Microsoft Corp. yesterday said it will sell Sidewalk, its money-losing online entertainment guide, to one of its biggest competitors -- Ticketmaster Online-CitySearch Inc. -- in a stock deal estimated to be worth $238 million.

Although Microsoft has heavily promoted its Sidewalk site -- which offers information on restaurants, movies and entertainment events in 60 cities across the country -- since it launched the service four years ago, officials recently decided that creating entertainment content wasn't one of the company's strengths. Microsoft will now focus more on the e-commerce aspects of its online offerings, including its "yellow pages" directory of advertisers, buying guides and shopping services.

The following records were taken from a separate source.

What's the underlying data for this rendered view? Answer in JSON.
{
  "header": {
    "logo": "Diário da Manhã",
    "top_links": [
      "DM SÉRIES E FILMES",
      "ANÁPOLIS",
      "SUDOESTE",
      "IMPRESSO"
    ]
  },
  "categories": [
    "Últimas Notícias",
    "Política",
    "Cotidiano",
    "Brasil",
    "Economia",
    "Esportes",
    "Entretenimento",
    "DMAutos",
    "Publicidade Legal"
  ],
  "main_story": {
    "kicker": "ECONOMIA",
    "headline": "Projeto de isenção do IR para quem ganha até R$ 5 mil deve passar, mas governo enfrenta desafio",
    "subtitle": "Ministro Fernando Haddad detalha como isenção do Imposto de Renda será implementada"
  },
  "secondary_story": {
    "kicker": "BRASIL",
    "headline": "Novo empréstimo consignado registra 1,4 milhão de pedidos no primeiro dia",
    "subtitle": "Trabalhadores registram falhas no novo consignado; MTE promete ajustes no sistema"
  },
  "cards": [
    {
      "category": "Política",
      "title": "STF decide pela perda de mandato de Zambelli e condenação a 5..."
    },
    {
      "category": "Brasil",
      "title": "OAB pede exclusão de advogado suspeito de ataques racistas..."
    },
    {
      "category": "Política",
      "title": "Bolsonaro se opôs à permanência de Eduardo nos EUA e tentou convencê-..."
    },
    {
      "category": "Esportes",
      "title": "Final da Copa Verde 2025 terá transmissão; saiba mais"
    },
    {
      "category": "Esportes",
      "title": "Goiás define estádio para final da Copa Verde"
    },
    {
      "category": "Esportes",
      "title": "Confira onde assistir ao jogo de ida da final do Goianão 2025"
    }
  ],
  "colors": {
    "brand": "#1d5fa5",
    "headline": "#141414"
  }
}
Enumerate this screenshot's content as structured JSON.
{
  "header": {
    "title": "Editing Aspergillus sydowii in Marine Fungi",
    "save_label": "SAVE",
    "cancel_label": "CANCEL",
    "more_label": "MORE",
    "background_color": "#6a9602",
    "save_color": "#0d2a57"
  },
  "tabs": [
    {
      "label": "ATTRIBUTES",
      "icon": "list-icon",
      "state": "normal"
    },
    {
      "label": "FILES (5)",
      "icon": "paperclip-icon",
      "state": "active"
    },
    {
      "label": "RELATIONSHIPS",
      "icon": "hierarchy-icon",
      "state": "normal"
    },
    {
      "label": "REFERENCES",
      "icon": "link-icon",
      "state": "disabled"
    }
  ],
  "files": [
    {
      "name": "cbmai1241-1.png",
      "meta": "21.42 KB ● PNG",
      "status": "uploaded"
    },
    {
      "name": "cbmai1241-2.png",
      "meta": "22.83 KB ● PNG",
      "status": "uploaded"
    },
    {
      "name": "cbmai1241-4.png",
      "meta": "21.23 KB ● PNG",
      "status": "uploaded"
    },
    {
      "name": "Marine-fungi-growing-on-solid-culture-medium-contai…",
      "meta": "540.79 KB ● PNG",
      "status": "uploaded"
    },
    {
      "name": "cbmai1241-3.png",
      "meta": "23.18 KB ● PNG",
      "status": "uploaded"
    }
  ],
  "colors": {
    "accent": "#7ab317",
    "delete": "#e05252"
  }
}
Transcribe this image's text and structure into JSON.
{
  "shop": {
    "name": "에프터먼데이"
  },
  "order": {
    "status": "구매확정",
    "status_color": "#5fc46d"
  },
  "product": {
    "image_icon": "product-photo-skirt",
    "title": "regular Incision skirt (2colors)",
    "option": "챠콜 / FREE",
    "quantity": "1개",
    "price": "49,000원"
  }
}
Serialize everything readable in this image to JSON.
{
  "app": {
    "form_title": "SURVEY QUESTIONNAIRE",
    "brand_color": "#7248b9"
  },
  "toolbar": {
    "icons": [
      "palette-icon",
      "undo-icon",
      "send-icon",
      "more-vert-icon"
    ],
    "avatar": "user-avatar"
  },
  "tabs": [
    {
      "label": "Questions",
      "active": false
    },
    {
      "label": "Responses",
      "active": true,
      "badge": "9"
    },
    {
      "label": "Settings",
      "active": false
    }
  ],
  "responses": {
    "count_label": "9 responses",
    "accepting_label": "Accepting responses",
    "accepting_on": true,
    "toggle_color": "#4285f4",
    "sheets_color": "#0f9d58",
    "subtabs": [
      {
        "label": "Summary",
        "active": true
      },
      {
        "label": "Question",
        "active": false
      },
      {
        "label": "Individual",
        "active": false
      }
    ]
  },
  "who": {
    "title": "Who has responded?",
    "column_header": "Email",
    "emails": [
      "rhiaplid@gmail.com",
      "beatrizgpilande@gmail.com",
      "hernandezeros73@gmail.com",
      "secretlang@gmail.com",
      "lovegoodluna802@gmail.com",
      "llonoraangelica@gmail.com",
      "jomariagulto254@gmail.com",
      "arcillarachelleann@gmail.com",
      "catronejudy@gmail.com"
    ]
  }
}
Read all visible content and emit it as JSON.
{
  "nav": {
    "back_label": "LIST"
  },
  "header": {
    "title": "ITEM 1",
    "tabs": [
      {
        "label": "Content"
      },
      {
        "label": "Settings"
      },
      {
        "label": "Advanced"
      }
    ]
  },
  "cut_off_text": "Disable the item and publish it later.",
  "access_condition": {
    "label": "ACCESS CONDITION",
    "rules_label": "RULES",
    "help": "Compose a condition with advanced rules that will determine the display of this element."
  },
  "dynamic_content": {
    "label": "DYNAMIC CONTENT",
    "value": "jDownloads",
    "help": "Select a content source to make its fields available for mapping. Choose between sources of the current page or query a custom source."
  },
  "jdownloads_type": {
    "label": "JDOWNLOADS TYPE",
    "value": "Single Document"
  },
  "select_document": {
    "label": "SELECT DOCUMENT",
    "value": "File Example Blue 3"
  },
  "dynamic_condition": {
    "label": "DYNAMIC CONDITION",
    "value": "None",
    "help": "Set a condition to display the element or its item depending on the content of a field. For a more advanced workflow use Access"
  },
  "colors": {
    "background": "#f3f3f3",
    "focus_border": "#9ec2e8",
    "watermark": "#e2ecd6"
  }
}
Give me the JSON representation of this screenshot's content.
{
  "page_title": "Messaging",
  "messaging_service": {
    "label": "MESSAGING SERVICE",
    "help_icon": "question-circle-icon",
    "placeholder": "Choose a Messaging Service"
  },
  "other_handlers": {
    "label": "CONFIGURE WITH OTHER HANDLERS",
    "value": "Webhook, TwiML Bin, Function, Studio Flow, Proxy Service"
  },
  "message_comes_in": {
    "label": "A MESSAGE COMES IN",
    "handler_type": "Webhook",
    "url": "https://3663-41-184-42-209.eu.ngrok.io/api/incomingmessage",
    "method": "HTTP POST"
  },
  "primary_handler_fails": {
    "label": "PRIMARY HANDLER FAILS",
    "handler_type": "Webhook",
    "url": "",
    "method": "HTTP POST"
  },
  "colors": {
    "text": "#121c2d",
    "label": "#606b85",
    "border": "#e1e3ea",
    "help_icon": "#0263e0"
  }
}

"It's a move to emphasize commerce services," said Matt Kursh, business unit manager of Microsoft Network, the unit that runs Sidewalk.

In exchange for selling the entertainment guide, Microsoft will get stock equal to 9 percent of the outstanding shares of Ticketmaster Online-CitySearch and warrants to purchase an additional 4 percent. When the deal is complete, in about 90 days, Sidewalk users will get sent automatically to a CitySearch site when they type the old Sidewalk address to view an event guide or other Sidewalk offering. In the Washington area, Sidewalk users will go to washingtonpost.com's "Style Live" site under a previously negotiated deal between Washingtonpost.Newsweek Interactive and CitySearch.

"It's a really big deal because it signifies Microsoft is exiting this segment of the content space," said Paul Merenbloom, an analyst with Prudential Securities in New York.

Microsoft officials said the sale will allow them to focus on what its users want. "Advertisers have told us they want more yellow pages from us," said Peter Atkins, general manager of strategy and planning for Microsoft Network. At the same time, he said, consumers are telling Microsoft they want more information on what they can buy over the Internet. Separating the entertainment guide from the e-commerce services, said Atkins, "allows us to focus on our core competencies."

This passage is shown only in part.